What have we learnt so far?
Not only did the teams profit from the support program, but we have too as an organisation. From this experience we learn how we can be helpful and provide support to changemakers and activists in the field of sustainability:
- Screening teams and providing continuous support over a longer period of time is the only way to predict who we should invest in. Sprints and boot camps are just for discussing ideas and building on them.
- We should collect and use specific data on tourism and tourist behavior rather than only statistics. We need data on green tourist demand and preferences in order to advocate in the local community where tourism makes a significant portion of income.

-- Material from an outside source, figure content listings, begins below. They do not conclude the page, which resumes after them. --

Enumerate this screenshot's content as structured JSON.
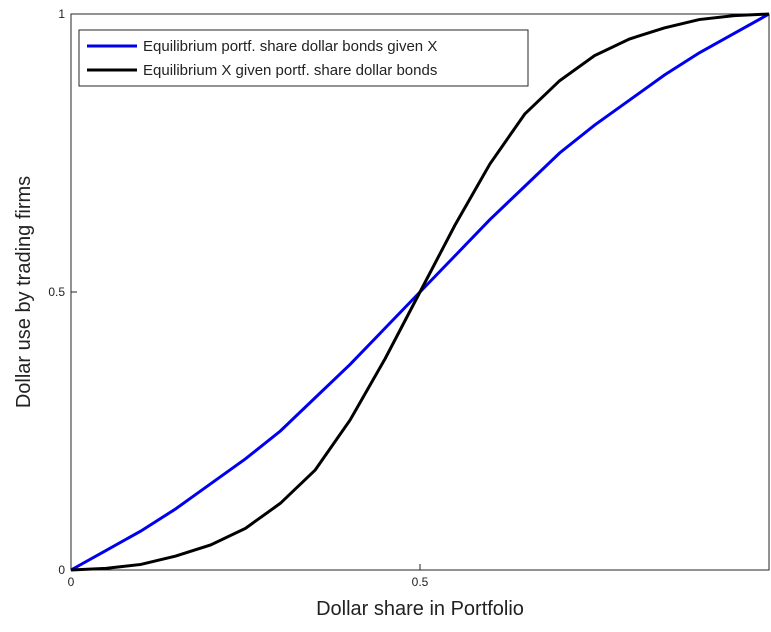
{
  "chart_data": {
    "type": "line",
    "xlabel": "Dollar share in Portfolio",
    "ylabel": "Dollar use by trading firms",
    "x": [
      0,
      0.05,
      0.1,
      0.15,
      0.2,
      0.25,
      0.3,
      0.35,
      0.4,
      0.45,
      0.5,
      0.55,
      0.6,
      0.65,
      0.7,
      0.75,
      0.8,
      0.85,
      0.9,
      0.95,
      1
    ],
    "series": [
      {
        "name": "Equilibrium portf. share dollar bonds given X",
        "color": "#0000ee",
        "values": [
          0,
          0.035,
          0.07,
          0.11,
          0.155,
          0.2,
          0.25,
          0.31,
          0.37,
          0.435,
          0.5,
          0.565,
          0.63,
          0.69,
          0.75,
          0.8,
          0.845,
          0.89,
          0.93,
          0.965,
          1
        ]
      },
      {
        "name": "Equilibrium X given portf. share dollar bonds",
        "color": "#000000",
        "values": [
          0,
          0.003,
          0.01,
          0.025,
          0.045,
          0.075,
          0.12,
          0.18,
          0.27,
          0.38,
          0.5,
          0.62,
          0.73,
          0.82,
          0.88,
          0.925,
          0.955,
          0.975,
          0.99,
          0.997,
          1
        ]
      }
    ],
    "xlim": [
      0,
      1
    ],
    "xticks": [
      0,
      0.5
    ],
    "ylim": [
      0,
      1
    ],
    "yticks": [
      0,
      0.5,
      1
    ],
    "legend": "upper-left"
  }
}
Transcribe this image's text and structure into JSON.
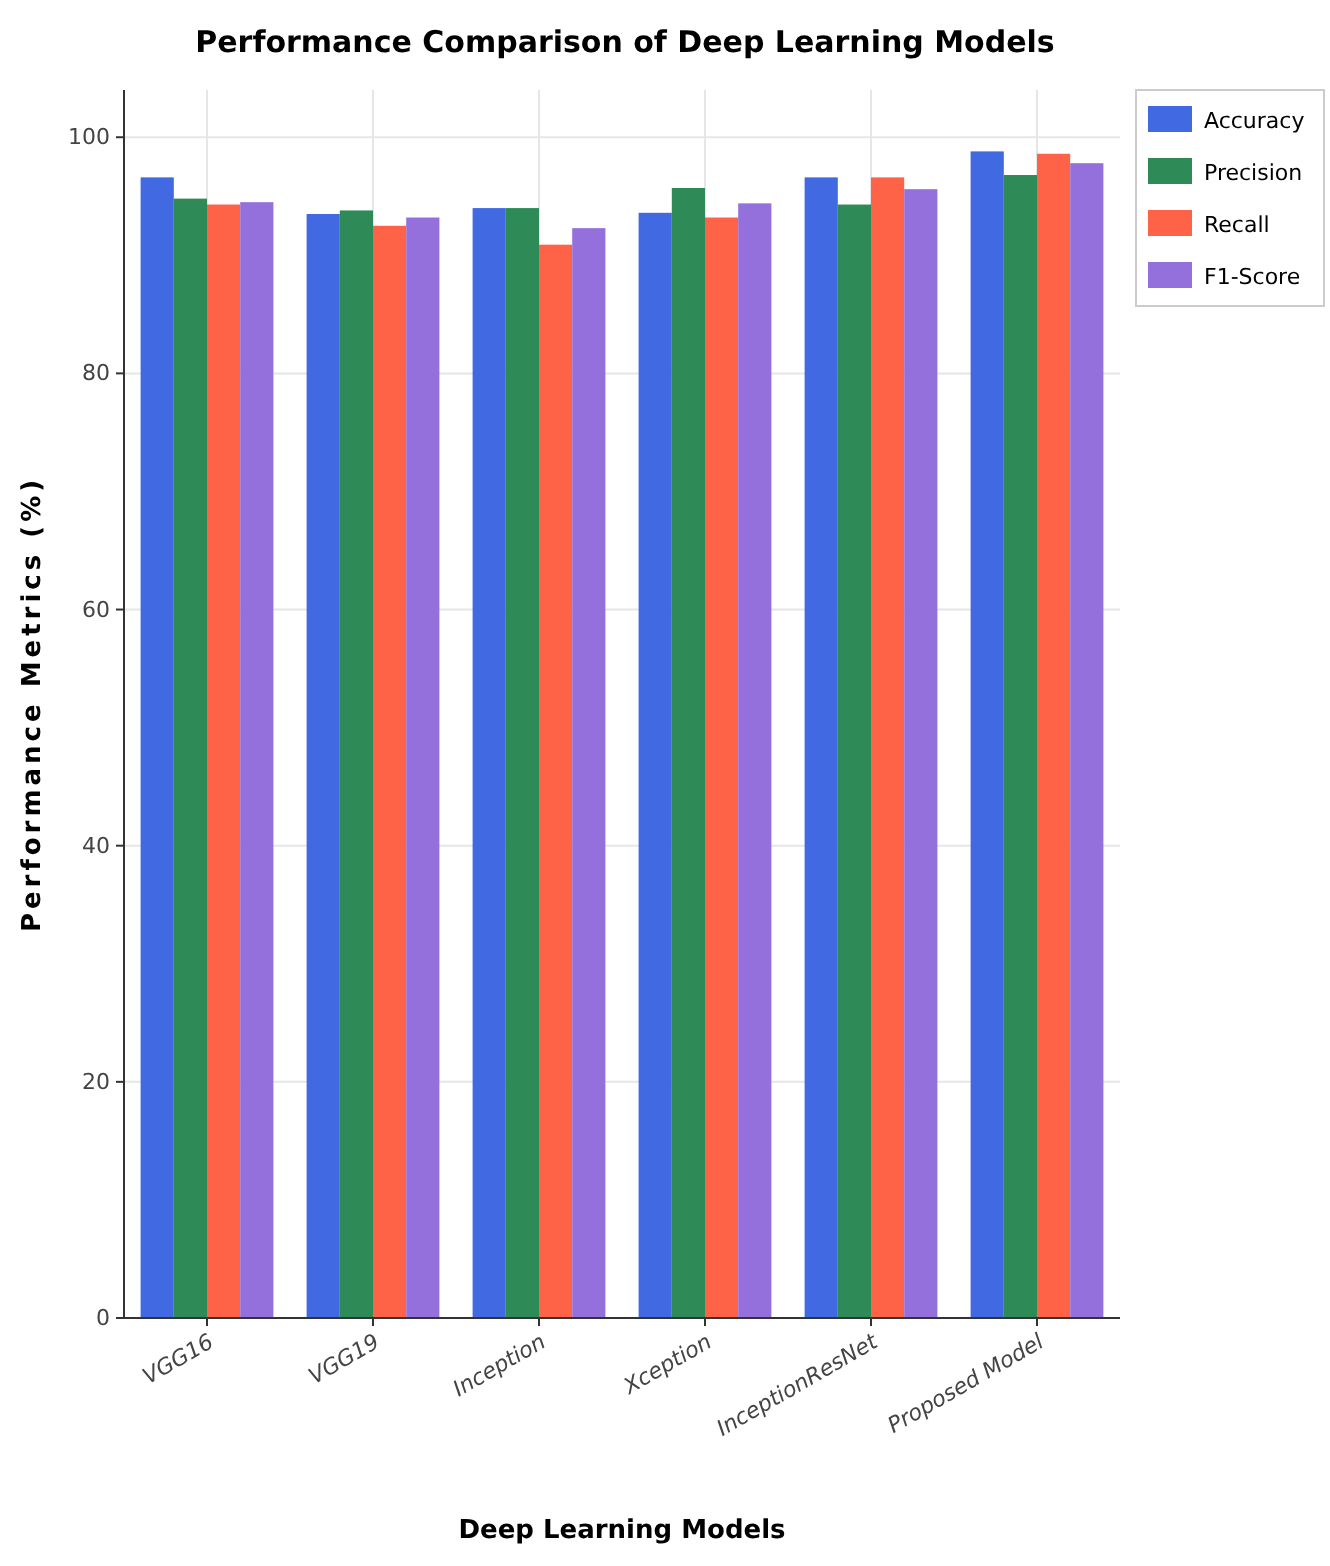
{
  "chart_data": {
    "type": "bar",
    "title": "Performance Comparison of Deep Learning Models",
    "xlabel": "Deep Learning Models",
    "ylabel": "Performance Metrics (%)",
    "categories": [
      "VGG16",
      "VGG19",
      "Inception",
      "Xception",
      "InceptionResNet",
      "Proposed Model"
    ],
    "series": [
      {
        "name": "Accuracy",
        "color": "#4169e1",
        "values": [
          96.6,
          93.5,
          94.0,
          93.6,
          96.6,
          98.8
        ]
      },
      {
        "name": "Precision",
        "color": "#2e8b57",
        "values": [
          94.8,
          93.8,
          94.0,
          95.7,
          94.3,
          96.8
        ]
      },
      {
        "name": "Recall",
        "color": "#ff6347",
        "values": [
          94.3,
          92.5,
          90.9,
          93.2,
          96.6,
          98.6
        ]
      },
      {
        "name": "F1-Score",
        "color": "#9370db",
        "values": [
          94.5,
          93.2,
          92.3,
          94.4,
          95.6,
          97.8
        ]
      }
    ],
    "ylim": [
      0,
      104
    ],
    "yticks": [
      0,
      20,
      40,
      60,
      80,
      100
    ],
    "grid": true,
    "legend": "top right"
  }
}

- Prototyping is very expensive and takes a lot of time, it is a full-time job. Most teams that are launching a product are in over their heads.
- Public campaigns, connecting partners and research is crucial and something we can do really well. We function well acting like a platform that connects, adds value and facilitates change.
In the end, we are thankful to the British Embassy in Zagreb as well as all the teams for investing in a less plastic and more sustainable future and we are looking forward to new challenges and new ideas on how to make that happen. We already have new supporters and new partners on board!